After years of insistence from Cambridge, Boston did put its foot in the door in 2016. That year marked the beginning of a series of lobbying efforts by the city, which have brought about recent changes in state law allowing cities to reduce speed limits — first, from 30 mph to 25 in 2016, and, most recently, from 25 mph to a markedly safer 20 this past year. Cambridge’s new policy is the direct result of this surge in traffic safety enthusiasm among Boston legislators.
According to advocates, recent fatalities prompted the state legislature’s shift.
“Fatality is the straw that breaks the camel’s back,” says David C. Read, the vice president of ambulatory care operations and medical oncology at the Dana-Farber Cancer Institute and the founder of Longwood Area Cyclists. He cites the deaths of two cyclists, Harvard Medical School researcher Anita Kurmann in 2015 and Brookline librarian Paula Sharaga last February, which prompted the city to implement new bike safety measures in Longwood.

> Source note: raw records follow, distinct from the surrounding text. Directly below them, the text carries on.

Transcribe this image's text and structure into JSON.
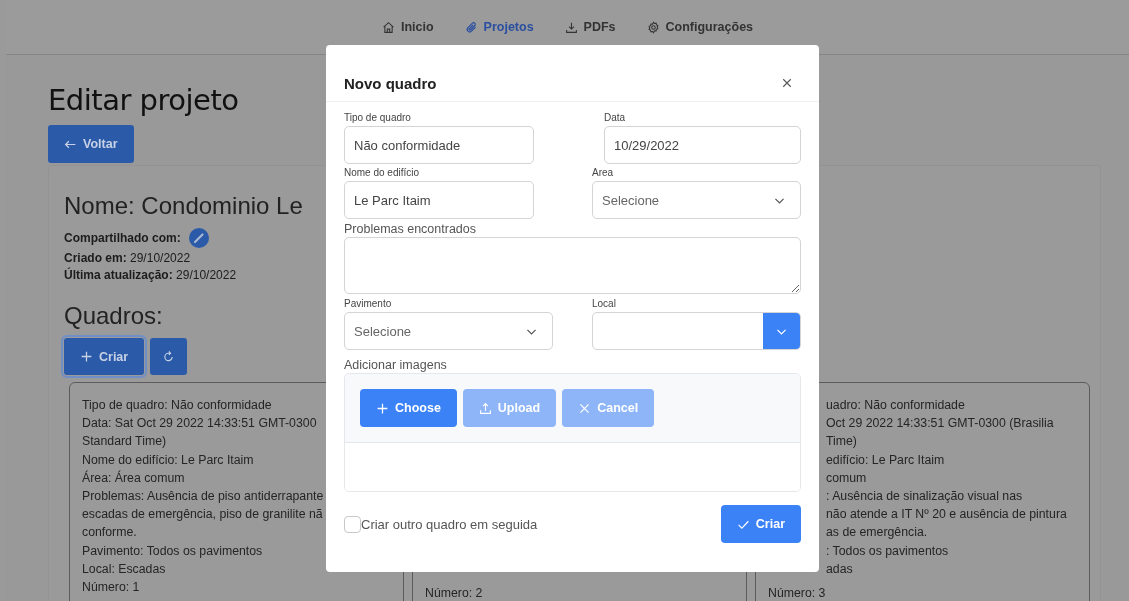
{
  "nav": [
    {
      "label": "Inicio",
      "selected": false
    },
    {
      "label": "Projetos",
      "selected": true
    },
    {
      "label": "PDFs",
      "selected": false
    },
    {
      "label": "Configurações",
      "selected": false
    }
  ],
  "page": {
    "title": "Editar projeto",
    "back_button": "Voltar",
    "project_name": "Nome: Condominio Le",
    "shared_label": "Compartilhado com:",
    "created": "**Criado em:** 29/10/2022",
    "updated": "**Última atualização:** 29/10/2022",
    "section_title": "Quadros:",
    "create_button": "Criar"
  },
  "cards": [
    {
      "lines": [
        "Tipo de quadro: Não conformidade",
        "Data: Sat Oct 29 2022 14:33:51 GMT-0300",
        "Standard Time)",
        "Nome do edifício: Le Parc Itaim",
        "Área: Área comum",
        "Problemas: Ausência de piso antiderrapante",
        "escadas de emergência, piso de granilite nã",
        "conforme.",
        "Pavimento: Todos os pavimentos",
        "Local: Escadas",
        "Número: 1"
      ]
    },
    {
      "lines": [
        "Número: 2"
      ]
    },
    {
      "clipped_lines": [
        "uadro: Não conformidade",
        "Oct 29 2022 14:33:51 GMT-0300 (Brasilia",
        "Time)",
        "edifício: Le Parc Itaim",
        "comum",
        ": Ausência de sinalização visual nas",
        "não atende a IT Nº 20 e ausência de pintura",
        "as de emergência.",
        ": Todos os pavimentos",
        "adas"
      ],
      "lines": [
        "Número: 3"
      ]
    }
  ],
  "dialog": {
    "title": "Novo quadro",
    "type_field": {
      "label": "Tipo de quadro",
      "value": "Não conformidade"
    },
    "date_field": {
      "label": "Data",
      "value": "10/29/2022"
    },
    "building_field": {
      "label": "Nome do edifício",
      "value": "Le Parc Itaim"
    },
    "area_field": {
      "label": "Area",
      "placeholder": "Selecione"
    },
    "problems_field": {
      "label": "Problemas encontrados"
    },
    "floor_field": {
      "label": "Pavimento",
      "placeholder": "Selecione"
    },
    "local_field": {
      "label": "Local"
    },
    "images": {
      "label": "Adicionar imagens",
      "buttons": [
        {
          "label": "Choose",
          "disabled": false
        },
        {
          "label": "Upload",
          "disabled": true
        },
        {
          "label": "Cancel",
          "disabled": true
        }
      ]
    },
    "another_checkbox": {
      "label": "Criar outro quadro em seguida",
      "checked": false
    },
    "submit_button": "Criar"
  }
}
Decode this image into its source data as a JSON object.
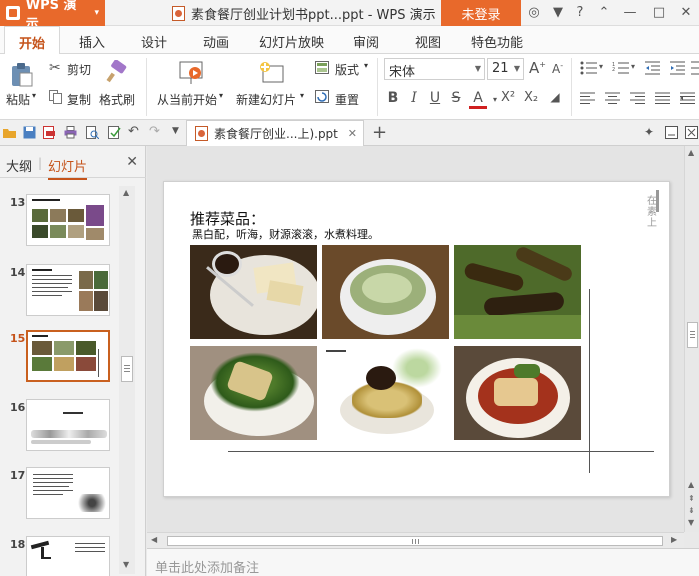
{
  "app": {
    "name": "WPS 演示",
    "doc_title": "素食餐厅创业计划书ppt...ppt - WPS 演示",
    "login_label": "未登录"
  },
  "menu": {
    "tabs": [
      "开始",
      "插入",
      "设计",
      "动画",
      "幻灯片放映",
      "审阅",
      "视图",
      "特色功能"
    ],
    "active": "开始"
  },
  "ribbon": {
    "paste": "粘贴",
    "cut": "剪切",
    "copy": "复制",
    "format_painter": "格式刷",
    "from_current": "从当前开始",
    "new_slide": "新建幻灯片",
    "layout": "版式",
    "reset": "重置",
    "font_name": "宋体",
    "font_size": "21",
    "bold": "B",
    "italic": "I",
    "underline": "U",
    "strike": "S",
    "font_color": "A",
    "superscript": "X²",
    "subscript": "X₂"
  },
  "doc_tab": {
    "label": "素食餐厅创业...上).ppt"
  },
  "panel": {
    "outline_tab": "大纲",
    "slides_tab": "幻灯片",
    "slides": [
      {
        "num": "13"
      },
      {
        "num": "14"
      },
      {
        "num": "15"
      },
      {
        "num": "16"
      },
      {
        "num": "17"
      },
      {
        "num": "18"
      }
    ],
    "active_slide": "15"
  },
  "slide": {
    "title": "推荐菜品：",
    "subtitle": "黑白配，听海，财源滚滚，水煮料理。",
    "stamp": "在素上"
  },
  "notes": {
    "placeholder": "单击此处添加备注"
  },
  "colors": {
    "accent": "#e8692b",
    "active_text": "#c5531a"
  }
}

In the past four years, 79 people have been killed while walking, bicycling, or driving on Boston’s streets. Traffic deaths have decreased since Boston adopted the Vision Zero road safety strategy at the end of 2015, but Read is right to highlight that it has primarily been fatalities, not serious injuries, that have prompted the positive change.
Boston’s embrace of Vision Zero in 2015 came in the wake of a cyclist’s death at a notorious Back Bay intersection. Vision Zero’s pressure on the Massachusetts State House, which ultimately facilitated Cambridge’s new 20 mph policy, followed the July 2018 death of a three-year-old boy in South Boston.
Without fatalities, the push for traffic safety measures tends to stall, Rosenblum argues. “Sometimes it’s hard for Cambridge city staff to do something proactively because citizens or the city don’t want change,” Rosenblum says. “Then, when people die, they want the change,” he continues. “Is it an inevitable product of social democracy? I don’t know.”
But for Gag, Rosenblum, and Reed, reduced speed limits are only the first step in a long path toward eliminating traffic fatalities. How to enforce those lower speeds is another question the city and advocates must grapple with. “Ticketing drivers is a spot treatment,” Gag explains. Gag goes on to characterize tickets as a reactionary solution with minimal preventative effects relative to broader, structural measures like red light cameras, speed bumps, and chicanes — artificial curves in the road that force motorists to slow down.
But these structural solutions will require a groundswell of citizen support that Cambridge doesn’t yet have, Rosenblum warns. For instance, implementing red-light cameras to monitor speed makes some residents concerned about government surveillance, Rosenblum says. Questions concerning policing power arise in conversations over increased enforcement of the new speed limit as well, Gag says.
Advocates agree that Cambridge’s 20 mph policy is a crucial step forward in implementing Vision Zero. But they stress the amount of work and citizen backing still needed to make this vision a reality. “It’s so hard to measure what could have happened if you had not implemented something,” Rosenblum says.